Among his top priorities, DeSantis said, would be to “reconstitutionalize” the federal government, which he described as a plan to “discipline the bureaucracy” and agencies that he said are “absolved of constitutional responsibility.”

It would do away with the long tradition of government institutions like the US Department of Justice operating independently of the president, adopting a philosophy that Trump often governed but never so succinctly articulated.

“Republican presidents have bought into the canard that the DOJ and the FBI are subpoenaed, independent,” DeSantis said. “They are not independent agencies. They are part of the executive power. They answer to the president-elect of the United States.”

DeSantis also weighed in on pardons, when asked if he would consider the cases of those facing charges related to the January 6, 2021 U.S. Capitol uprising, as well as whether he would pardon Trump if be charged federally.

It said it would look into all cases of “disadvantaged treatment based on politics or weaponisation”.

“The DOJ and the FBI have been weaponized.
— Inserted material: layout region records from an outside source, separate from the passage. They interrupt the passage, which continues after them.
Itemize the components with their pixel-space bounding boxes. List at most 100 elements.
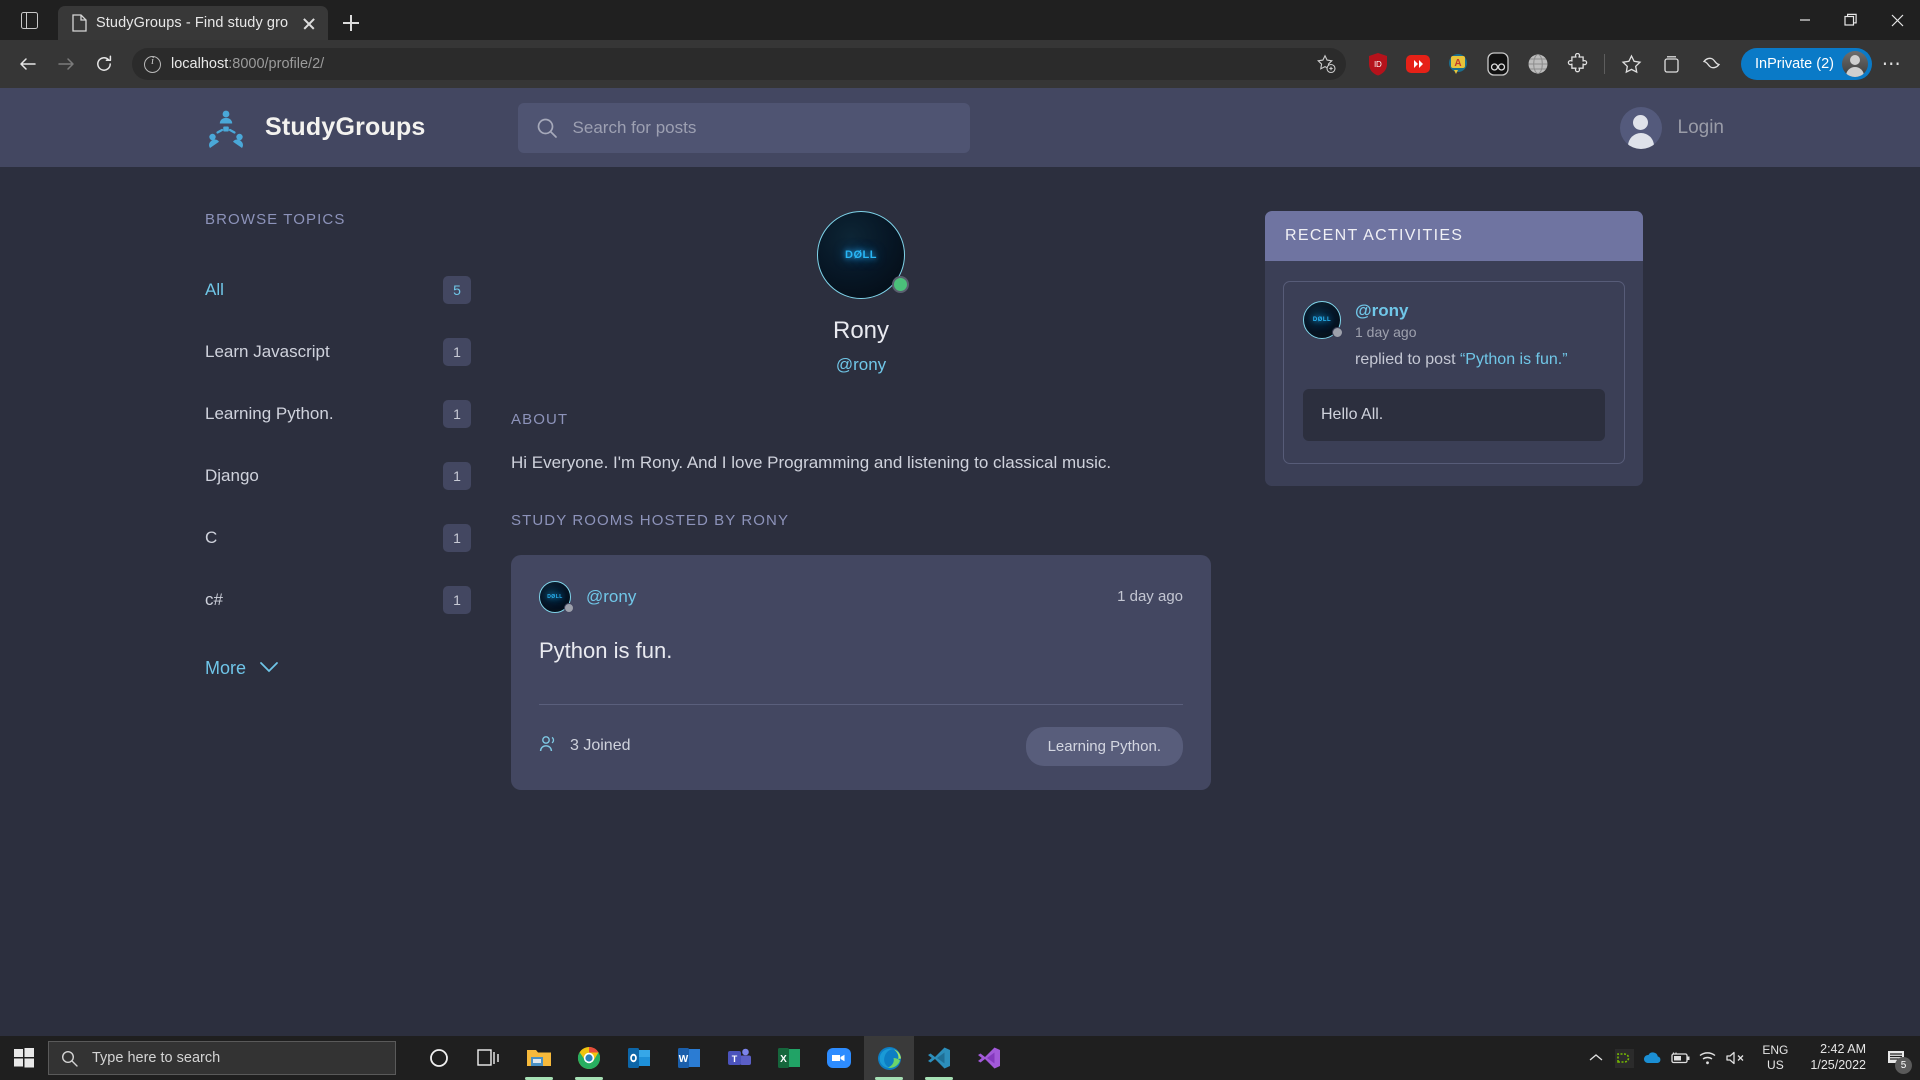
more-label: More [205, 658, 246, 679]
grammarly-extension-icon[interactable] [1478, 44, 1518, 84]
lastpass-extension-icon[interactable]: lD [1358, 44, 1398, 84]
profile-handle: @rony [836, 355, 886, 375]
svg-text:W: W [679, 1054, 689, 1065]
room-card-footer: 3 Joined Learning Python. [539, 727, 1183, 766]
new-tab-button[interactable] [334, 6, 368, 40]
topic-count: 5 [443, 276, 471, 304]
taskbar-search-box[interactable]: Type here to search [48, 1041, 396, 1075]
site-info-icon[interactable] [144, 56, 161, 73]
wifi-icon[interactable] [1694, 1036, 1722, 1080]
sidebar-item-learn-javascript[interactable]: Learn Javascript 1 [205, 321, 471, 383]
page-title: Rony [833, 317, 889, 345]
search-input[interactable] [573, 118, 952, 138]
windows-taskbar: Type here to search [0, 1036, 1920, 1080]
forward-button[interactable] [48, 46, 84, 82]
web-extension-icon[interactable] [1518, 44, 1558, 84]
activity-item[interactable]: DØLL @rony 1 day ago replied to post “Py… [1283, 281, 1625, 464]
offline-status-indicator [1332, 327, 1343, 338]
browser-settings-menu-button[interactable]: ⋯ [1874, 46, 1910, 82]
language-indicator[interactable]: ENG US [1750, 1043, 1800, 1073]
collections-icon[interactable] [1651, 44, 1691, 84]
back-button[interactable] [10, 46, 46, 82]
clock-date: 1/25/2022 [1810, 1058, 1866, 1074]
language-line1: ENG [1762, 1043, 1788, 1058]
activity-post-link[interactable]: “Python is fun.” [1460, 351, 1568, 368]
site-header: StudyGroups Login [0, 88, 1920, 167]
login-link[interactable]: Login [1678, 117, 1725, 139]
inprivate-label: InPrivate (2) [1755, 56, 1834, 72]
refresh-button[interactable] [86, 46, 122, 82]
search-icon [536, 117, 558, 139]
url-path: :8000/profile/2/ [228, 56, 324, 72]
activity-handle[interactable]: @rony [1355, 301, 1408, 320]
page-content: BROWSE TOPICS All 5 Learn Javascript 1 L… [0, 167, 1920, 790]
adblock-extension-icon[interactable]: A [1438, 44, 1478, 84]
room-topic-pill[interactable]: Learning Python. [1026, 727, 1183, 766]
visual-studio-icon[interactable] [964, 1036, 1014, 1080]
task-view-icon[interactable] [464, 1036, 514, 1080]
sidebar-item-c[interactable]: C 1 [205, 507, 471, 569]
close-button[interactable] [1874, 0, 1920, 40]
file-explorer-icon[interactable] [514, 1036, 564, 1080]
browser-tab[interactable]: StudyGroups - Find study groups [58, 6, 328, 40]
profile-header: DØLL Rony @rony [511, 211, 1211, 375]
room-host-handle[interactable]: @rony [586, 587, 636, 607]
room-timestamp: 1 day ago [1117, 588, 1183, 605]
activity-description: replied to post “Python is fun.” [1355, 349, 1605, 371]
address-bar[interactable]: localhost:8000/profile/2/ [132, 48, 1346, 80]
activity-avatar: DØLL [1303, 301, 1341, 339]
maximize-button[interactable] [1828, 0, 1874, 40]
minimize-button[interactable] [1782, 0, 1828, 40]
topic-count: 1 [443, 586, 471, 614]
room-title[interactable]: Python is fun. [539, 638, 1183, 664]
vscode-icon[interactable] [914, 1036, 964, 1080]
battery-charging-icon[interactable] [1666, 1036, 1694, 1080]
web-page: StudyGroups Login BROWSE TOPICS All 5 Le… [0, 88, 1920, 1036]
inprivate-profile-button[interactable]: InPrivate (2) [1741, 48, 1872, 80]
recent-activities-panel: RECENT ACTIVITIES DØLL @rony 1 day ago [1265, 211, 1643, 486]
tab-search-button[interactable] [0, 0, 58, 40]
sidebar-item-all[interactable]: All 5 [205, 259, 471, 321]
sidebar-item-django[interactable]: Django 1 [205, 445, 471, 507]
clock[interactable]: 2:42 AM 1/25/2022 [1800, 1042, 1876, 1073]
zoom-icon[interactable] [814, 1036, 864, 1080]
edge-icon[interactable] [864, 1036, 914, 1080]
avatar-logo-text: DØLL [845, 249, 877, 261]
brand-home-link[interactable]: StudyGroups [205, 107, 426, 149]
cortana-icon[interactable] [414, 1036, 464, 1080]
room-host-avatar: DØLL [539, 581, 571, 613]
activity-meta: @rony 1 day ago replied to post “Python … [1355, 301, 1605, 371]
user-avatar-icon [1620, 107, 1662, 149]
onedrive-icon[interactable] [1638, 1036, 1666, 1080]
more-topics-button[interactable]: More [205, 658, 471, 679]
close-tab-button[interactable] [298, 12, 320, 34]
excel-icon[interactable]: X [764, 1036, 814, 1080]
sidebar-item-csharp[interactable]: c# 1 [205, 569, 471, 631]
add-favorite-icon[interactable] [1312, 50, 1340, 78]
login-area[interactable]: Login [1620, 107, 1725, 149]
puzzle-extensions-icon[interactable] [1558, 44, 1598, 84]
show-hidden-icons-chevron[interactable] [1582, 1036, 1610, 1080]
teams-icon[interactable]: T [714, 1036, 764, 1080]
outlook-icon[interactable] [614, 1036, 664, 1080]
system-tray: ENG US 2:42 AM 1/25/2022 5 [1582, 1036, 1920, 1080]
extension-icons: lD A [1358, 44, 1731, 84]
chrome-icon[interactable] [564, 1036, 614, 1080]
notification-center-button[interactable]: 5 [1876, 1036, 1916, 1080]
word-icon[interactable]: W [664, 1036, 714, 1080]
search-box[interactable] [518, 103, 970, 153]
sidebar-title: BROWSE TOPICS [205, 211, 471, 228]
favorites-icon[interactable] [1611, 44, 1651, 84]
room-card[interactable]: DØLL @rony 1 day ago Python is fun. [511, 555, 1211, 790]
start-button[interactable] [0, 1036, 48, 1080]
topic-label: Learn Javascript [205, 342, 330, 362]
profile-main: DØLL Rony @rony ABOUT Hi Everyone. I'm R… [511, 211, 1211, 790]
video-downloader-extension-icon[interactable] [1398, 44, 1438, 84]
online-status-indicator [892, 276, 909, 293]
studygroups-logo-icon [205, 107, 247, 149]
nvidia-icon[interactable] [1610, 1036, 1638, 1080]
svg-text:A: A [1454, 58, 1461, 69]
browser-essentials-icon[interactable] [1691, 44, 1731, 84]
volume-muted-icon[interactable] [1722, 1036, 1750, 1080]
sidebar-item-learning-python[interactable]: Learning Python. 1 [205, 383, 471, 445]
On day one, I’m going to have people come together and look at all these cases, that people are victims of weaponization or political targeting, and we’re going to be aggressive and issue pardons,” he DeSantis said on “The Clay Travis & Buck Sexton Show.” ” Thursday.

At the same time, DeSantis said the pardons would be dealt with individually, not necessarily to an entire group.

“We will apply relief as appropriate,” DeSantis said. “It will be done case by case.”

Those remarks drew an immediate rebuke from the Democratic Party, warning in a press release that DeSantis was “spending his first day as an official presidential candidate promising to consider pardons for January 6 rioters and convicted criminals who attacked law enforcement.”

In his private presentation to donors, Desantis noted that Trump, who has already served one term, would be a lame-duck president if elected. Since filing his candidacy on Wednesday, DeSantis has more publicly laid out why that should give Republicans pause.

“I understand, and all of your listeners should understand,” DeSantis said on Levin’s show, “that if we do everything right, if we’re disciplined, if we’re as strong as anybody could be, there’s still a two- deadlines. .”

This story has been updated with additional reporting.